In recent months, the ruling CPP and the royalist Funcinpec parties appear to be the best of friends.
Prime Minister Hun Sen and Cabinet Minister Sok An attended Funcinpec’s party congress in March and sat on stage with Funcinpec President Prince Norodom Ranariddh. Leaders of the two parties also hugged each other and gave a champagne toast to celebrate the signing of a joint declaration pledging to make the country’s first commune elections fair and free of violence.
The CPP and Funcinpec are the closest the two parties have ever been, and it’s hard to imagine that four years ago, the parties were at each other’s throats.
Today marks the anniversary of the factional fighting that broke out between forces loyal to then-first prime minister Prince Norodom Ranariddh and then-second prime minister Hun Sen. The battles ruined the Funcinpec party, which had only a few months to regroup and prepare for the 1998 elections.
“It seems like at this stage, the party leaders are thinking what happened in the past belongs to history,” said Lao Mong Hay, executive director of the Khmer Institute of Democracy. “And especially Funcinpec seems to have forgotten about all their members who were killed during the fighting. The gesture of the CPP attending the Funcinpec congress was very significant.”

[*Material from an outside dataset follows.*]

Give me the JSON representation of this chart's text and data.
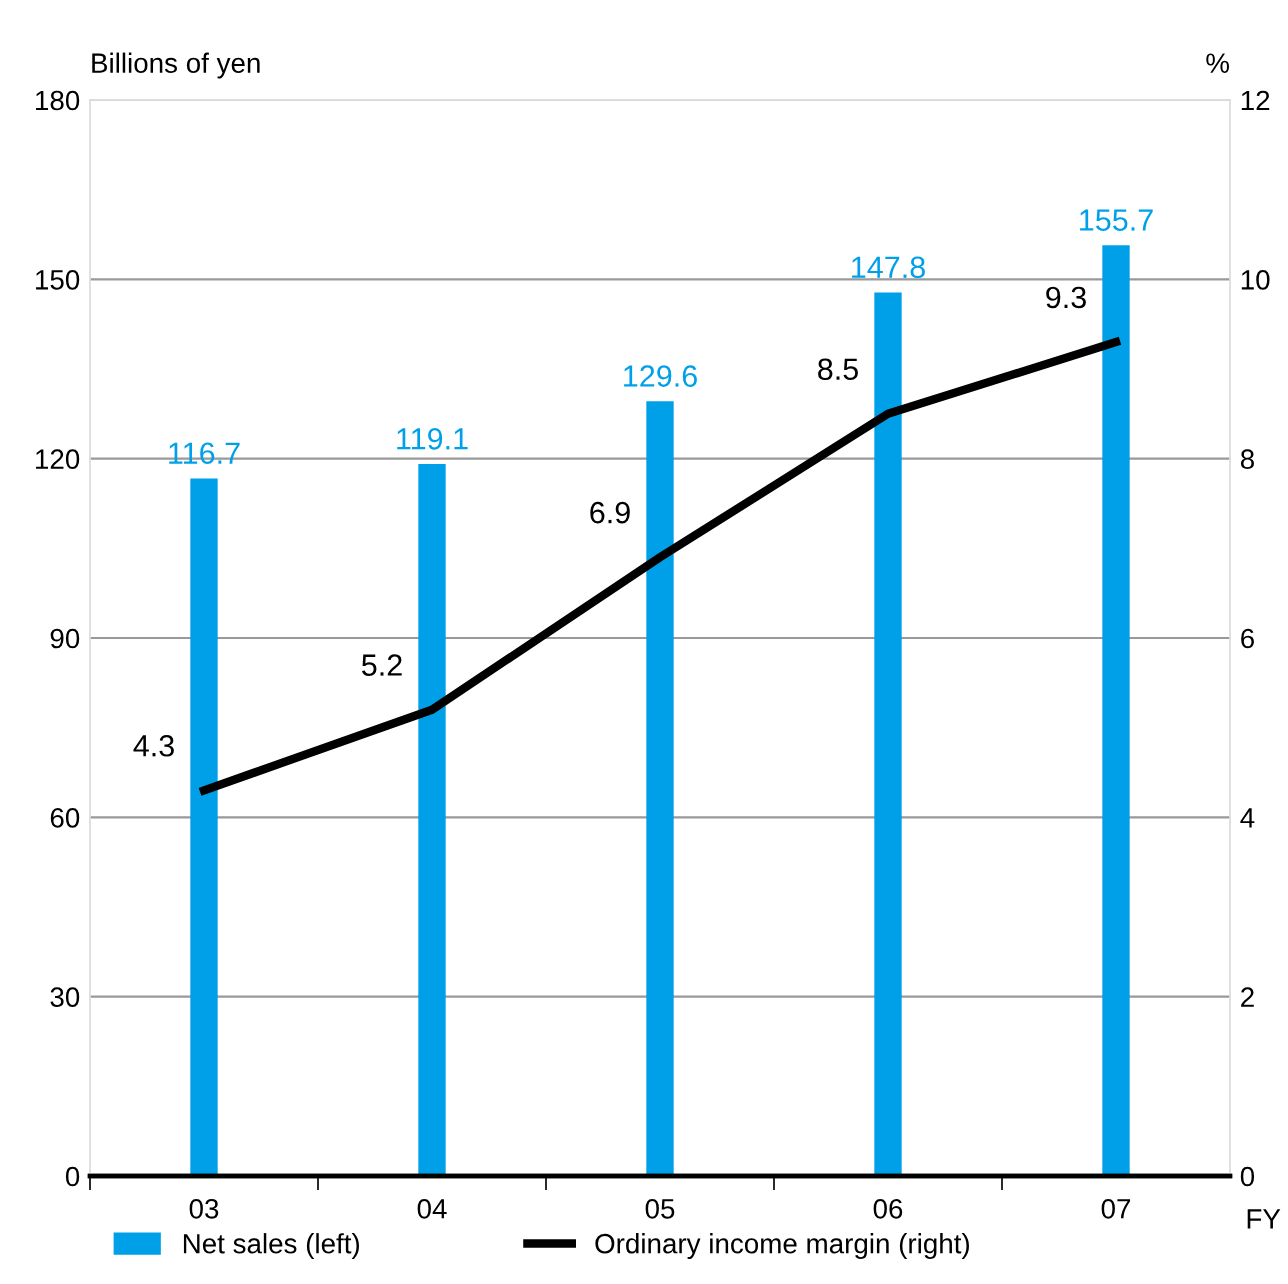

But Prince Norodom Sirivudh’s official appointment today as secretary-general of Funcinpec may put the future relationship of the coalition partners in question. The outspoken and popular Prince Sirivudh and Hun Sen are not known to have a cordial relationship. And though Prince Ranariddh said the date of today’s ceremony for Prince Sirivudh has no significance, it’s hard to ignore that the event is taking place the same day the first shots were fired in the 1997 factional fighting.
Many Funcinpec members hope Prince Sirivudh’s leadership will rejuvenate the party, which has been seen as complacent and in decline since the 1997 fighting. A strong Funcinpec could mean problems for the CPP, as well as a renewed royalist relationship with the opposition party, analysts said.

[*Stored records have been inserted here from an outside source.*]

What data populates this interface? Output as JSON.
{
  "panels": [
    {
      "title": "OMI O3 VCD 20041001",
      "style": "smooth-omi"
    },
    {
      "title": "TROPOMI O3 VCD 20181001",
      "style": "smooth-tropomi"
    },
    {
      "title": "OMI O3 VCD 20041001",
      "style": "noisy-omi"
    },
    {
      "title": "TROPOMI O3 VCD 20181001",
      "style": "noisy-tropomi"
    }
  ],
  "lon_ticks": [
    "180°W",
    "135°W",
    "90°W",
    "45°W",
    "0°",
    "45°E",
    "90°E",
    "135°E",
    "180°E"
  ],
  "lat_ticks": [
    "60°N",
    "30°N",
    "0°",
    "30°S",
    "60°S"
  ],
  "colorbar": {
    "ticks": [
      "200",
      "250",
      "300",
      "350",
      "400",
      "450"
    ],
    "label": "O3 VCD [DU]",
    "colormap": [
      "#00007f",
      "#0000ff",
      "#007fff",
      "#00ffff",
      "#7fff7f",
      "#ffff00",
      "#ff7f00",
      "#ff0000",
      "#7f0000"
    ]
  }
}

“The CPP will pay close attention to Prince Sirivudh,” said Kao Kim Hourn, executive director of the Cambodian Institute for Cooperation and Peace, which is chaired by the prince. “Funcinpec has to find someone who can reinvigorate the party and Prince Sirivudh is that guy.”

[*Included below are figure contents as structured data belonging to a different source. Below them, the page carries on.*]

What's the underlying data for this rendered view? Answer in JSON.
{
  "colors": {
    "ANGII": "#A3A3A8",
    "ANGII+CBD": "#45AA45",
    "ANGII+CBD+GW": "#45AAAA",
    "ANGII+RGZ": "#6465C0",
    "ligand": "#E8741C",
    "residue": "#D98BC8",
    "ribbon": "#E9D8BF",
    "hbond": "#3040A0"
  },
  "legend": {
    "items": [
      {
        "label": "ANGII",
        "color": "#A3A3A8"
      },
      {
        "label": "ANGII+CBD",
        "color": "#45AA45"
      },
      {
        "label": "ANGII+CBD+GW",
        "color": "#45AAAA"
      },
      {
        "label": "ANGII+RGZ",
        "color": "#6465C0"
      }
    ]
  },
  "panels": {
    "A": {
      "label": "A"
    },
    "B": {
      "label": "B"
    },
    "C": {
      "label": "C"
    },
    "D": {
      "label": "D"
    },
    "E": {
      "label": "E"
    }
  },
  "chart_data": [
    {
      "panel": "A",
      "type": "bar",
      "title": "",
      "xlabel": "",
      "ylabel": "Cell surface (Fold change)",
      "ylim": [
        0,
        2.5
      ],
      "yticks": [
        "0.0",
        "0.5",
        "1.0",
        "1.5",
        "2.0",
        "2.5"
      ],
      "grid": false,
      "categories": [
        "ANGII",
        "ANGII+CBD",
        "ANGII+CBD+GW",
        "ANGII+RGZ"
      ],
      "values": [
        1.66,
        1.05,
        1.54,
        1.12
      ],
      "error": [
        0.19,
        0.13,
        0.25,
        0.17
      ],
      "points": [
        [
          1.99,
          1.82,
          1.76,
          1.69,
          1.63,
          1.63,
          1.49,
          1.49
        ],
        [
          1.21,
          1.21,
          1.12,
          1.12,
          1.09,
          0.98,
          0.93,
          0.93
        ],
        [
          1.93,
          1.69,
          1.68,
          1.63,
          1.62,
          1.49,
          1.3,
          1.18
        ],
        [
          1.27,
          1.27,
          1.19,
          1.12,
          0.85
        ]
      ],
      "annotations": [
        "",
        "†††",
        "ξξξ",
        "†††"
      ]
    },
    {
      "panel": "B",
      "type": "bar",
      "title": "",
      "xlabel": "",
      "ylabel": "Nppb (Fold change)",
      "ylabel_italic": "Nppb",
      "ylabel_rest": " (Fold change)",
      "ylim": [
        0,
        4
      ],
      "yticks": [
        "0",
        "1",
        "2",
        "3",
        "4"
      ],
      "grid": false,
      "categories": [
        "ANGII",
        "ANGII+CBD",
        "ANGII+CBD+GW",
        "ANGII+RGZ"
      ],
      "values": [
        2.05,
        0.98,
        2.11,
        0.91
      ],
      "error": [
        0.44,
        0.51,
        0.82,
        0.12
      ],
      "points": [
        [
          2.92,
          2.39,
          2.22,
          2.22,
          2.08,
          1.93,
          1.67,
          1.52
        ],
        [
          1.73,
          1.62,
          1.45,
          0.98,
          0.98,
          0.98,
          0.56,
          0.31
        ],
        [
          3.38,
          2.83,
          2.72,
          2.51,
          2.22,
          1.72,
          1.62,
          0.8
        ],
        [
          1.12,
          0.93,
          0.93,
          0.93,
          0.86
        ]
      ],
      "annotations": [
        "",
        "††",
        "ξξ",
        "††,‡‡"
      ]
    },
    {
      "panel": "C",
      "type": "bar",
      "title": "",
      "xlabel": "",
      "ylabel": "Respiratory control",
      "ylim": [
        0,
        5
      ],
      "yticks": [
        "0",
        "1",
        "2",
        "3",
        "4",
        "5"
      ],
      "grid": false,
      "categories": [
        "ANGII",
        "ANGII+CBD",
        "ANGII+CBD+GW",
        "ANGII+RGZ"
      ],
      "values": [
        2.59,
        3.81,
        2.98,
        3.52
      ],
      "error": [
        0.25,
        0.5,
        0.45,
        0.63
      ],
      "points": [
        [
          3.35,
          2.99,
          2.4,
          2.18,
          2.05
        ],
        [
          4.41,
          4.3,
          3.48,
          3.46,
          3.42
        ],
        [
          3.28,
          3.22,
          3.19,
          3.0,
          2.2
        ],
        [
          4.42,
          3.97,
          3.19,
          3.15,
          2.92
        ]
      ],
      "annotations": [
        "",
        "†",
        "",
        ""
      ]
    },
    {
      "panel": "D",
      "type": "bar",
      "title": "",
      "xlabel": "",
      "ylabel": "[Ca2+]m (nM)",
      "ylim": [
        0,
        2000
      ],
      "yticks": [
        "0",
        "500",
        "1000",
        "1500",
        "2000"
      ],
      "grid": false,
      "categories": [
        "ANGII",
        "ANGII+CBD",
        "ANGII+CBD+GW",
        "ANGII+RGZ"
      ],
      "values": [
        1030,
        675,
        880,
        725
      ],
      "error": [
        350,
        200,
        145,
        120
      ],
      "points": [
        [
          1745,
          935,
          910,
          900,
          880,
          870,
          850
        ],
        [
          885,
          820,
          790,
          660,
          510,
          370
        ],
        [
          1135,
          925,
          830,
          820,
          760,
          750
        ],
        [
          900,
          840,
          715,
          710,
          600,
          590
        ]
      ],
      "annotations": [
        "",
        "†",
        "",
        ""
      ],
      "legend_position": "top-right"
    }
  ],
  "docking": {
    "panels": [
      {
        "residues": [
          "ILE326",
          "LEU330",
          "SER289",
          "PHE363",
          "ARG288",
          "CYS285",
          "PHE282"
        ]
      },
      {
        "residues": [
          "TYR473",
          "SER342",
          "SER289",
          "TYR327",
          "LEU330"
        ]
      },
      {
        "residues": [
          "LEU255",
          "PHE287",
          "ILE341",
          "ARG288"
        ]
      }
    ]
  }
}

Prince Sirivudh returned to Cambodia in 1999 after three years in exile—his punishment for being convicted in absentia to 10 years in prison for plotting to assassinate Hun Sen. A local newspaper had printed quotes of a plan to kill Hun Sen, which were attributed to the prince.
He was allowed to come back to his homeland only after King Norodom Sihanouk, his half brother, granted him amnesty as part of the deal that set up the second coalition government between Funcinpec and CPP. Prince Sirivudh has so far declined to publicly comment on his return to politics.
Prince Sirivudh resigned as foreign minister in 1994 to protest the ouster of now opposition leader Sam Rainsy, who was Funcinpec’s finance minister. Like Prince Sirivudh, Sam Rainsy was seen as too outspoken.
But since the 1998 elections, when Funcinpec and the Sam Rainsy Party marched together to protest the results that gave the majority vote to CPP, the royalist party has been trying to distance itself from the opposition. During the Funcinpec congress, Prince Ranariddh blamed the royalists’ 1998 loss on the Sam Rainsy Party.
The Sam Rainsy Party, as it does every year, is holding a Buddhist ceremony today to remember those who died during the 1997 fighting.
“We hope that with Prince Sirivudh, the SRP and Funcinpec can at least improve bilateral relations,” said Sam Rainsy Party cabinet chief Phi Thach. “But we cannot ensure that it will have a good impact on Cambodian society as a whole. Many people know Sirivudh is popular in Funcinpec, but I don’t know if he alone can address the difficult situation of Funcinpec’s credibility.”
Indeed, not everyone is confident Prince Sirivudh’s leadership will change the political situation. Some say the strategic alliance between the CPP and Funcinpec is too important to both parties to change the status quo.
“I don’t think this is going to really affect CPP’s relationship with Funcinpec,” Lao Mong Hay said. “Prince Sirivudh is liberal-minded, but I don’t think there will be any overtures to the Sam Rainsy Party because he has to take into consideration Funcinpec’s partnership with CPP. But things could change if Sirivudh says something wild.”
Even former Funcinpec general Nhiek Bun Chhay, who led resistance forces against the CPP in 1997, said Prince Sirivudh’s appointment will not affect the coalition government.
“There is no problem with Prince Sirivudh because this is a Funcinpec issue,” said Nhiek Bun Chhay, now vice chairman of the Senate. “And I don’t know enough about Sam Rainsy’s relationship with Prince Sirivudh, but work in the party is separate from that.”
CPP Cabinet Chief Tep Ngorn said his party is not opposed to Prince Sirivudh’s appointment, even if he “was accused of [trying to] assassinate Hun Sen.”
“If we think about the past, then we’d still be fighting,” he said.